Gavan Reilly: How can you follow a policy when even the Government can’t explain it?

I wrote on these pages a few weeks back about how Fianna Fáil had a misfiring start to its time in government, partly because it had yet to fluff out its communications staff. This may be part of the reason why some of its previous PR fluff-ups keep coming back to haunt it.

It might be a tedious question to ask, but: what is the current travel advice about going to Malta? Some readers may think it’s ‘you can go’. Others might think it’s ‘you are asked not to go, but you can if you want’. Another reader might say, ‘essential travel only’.

The reason there’s such confusion about it is because all of the above are, arguably, true. There are three Government websites with travel advice: the main website, the separate pages run by the Department of Transport, and another by the Department of Foreign Affairs (which is the historical route through which travel advice is issued). It may not be a coincidence that those three Departments are run by ministers from three different parties.
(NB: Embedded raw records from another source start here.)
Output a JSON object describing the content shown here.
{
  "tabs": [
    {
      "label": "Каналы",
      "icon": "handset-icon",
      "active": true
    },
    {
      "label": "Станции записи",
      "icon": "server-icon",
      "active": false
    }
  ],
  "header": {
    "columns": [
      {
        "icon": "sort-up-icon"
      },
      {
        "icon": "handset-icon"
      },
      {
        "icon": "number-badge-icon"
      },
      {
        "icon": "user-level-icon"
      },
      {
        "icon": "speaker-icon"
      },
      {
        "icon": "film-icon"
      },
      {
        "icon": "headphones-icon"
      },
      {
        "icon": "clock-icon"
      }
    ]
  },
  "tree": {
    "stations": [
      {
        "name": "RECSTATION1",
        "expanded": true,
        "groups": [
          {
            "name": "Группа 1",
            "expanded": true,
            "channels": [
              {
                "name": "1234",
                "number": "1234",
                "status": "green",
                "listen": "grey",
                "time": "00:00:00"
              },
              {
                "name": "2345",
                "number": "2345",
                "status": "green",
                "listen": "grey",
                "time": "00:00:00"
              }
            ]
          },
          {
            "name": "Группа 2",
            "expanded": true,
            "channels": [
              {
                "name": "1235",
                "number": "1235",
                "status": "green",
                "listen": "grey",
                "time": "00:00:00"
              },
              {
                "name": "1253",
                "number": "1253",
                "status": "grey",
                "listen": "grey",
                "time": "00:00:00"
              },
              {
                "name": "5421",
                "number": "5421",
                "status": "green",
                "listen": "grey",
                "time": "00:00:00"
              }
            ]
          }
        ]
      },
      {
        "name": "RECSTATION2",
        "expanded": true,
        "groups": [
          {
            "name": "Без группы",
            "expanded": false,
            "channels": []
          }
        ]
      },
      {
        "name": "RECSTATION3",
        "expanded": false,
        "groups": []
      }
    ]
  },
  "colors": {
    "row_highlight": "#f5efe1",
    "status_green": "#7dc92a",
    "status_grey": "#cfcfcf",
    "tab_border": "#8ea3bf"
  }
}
So even though Micheál Martin told me at a press conference last night that people shouldn’t be leaving the country in the first place, the Department of Foreign Affairs has worded its advice specifically so that the Green List countries are explicitly exempt from the blanket advisory to stay in Ireland. Ministers therefore preaching about the need to stay at home and protect Ireland from the coronavirus are contradicting their own written advice.

The rationale behind the new regulations is to enforce the public health advice, but that’s hard to do if the public health advice isn’t clear. If three different Government websites have contradictory advice about whether you can visit Malta, which website is authoritative – and do you run the risk of losing your income by taking the holiday you had already paid for?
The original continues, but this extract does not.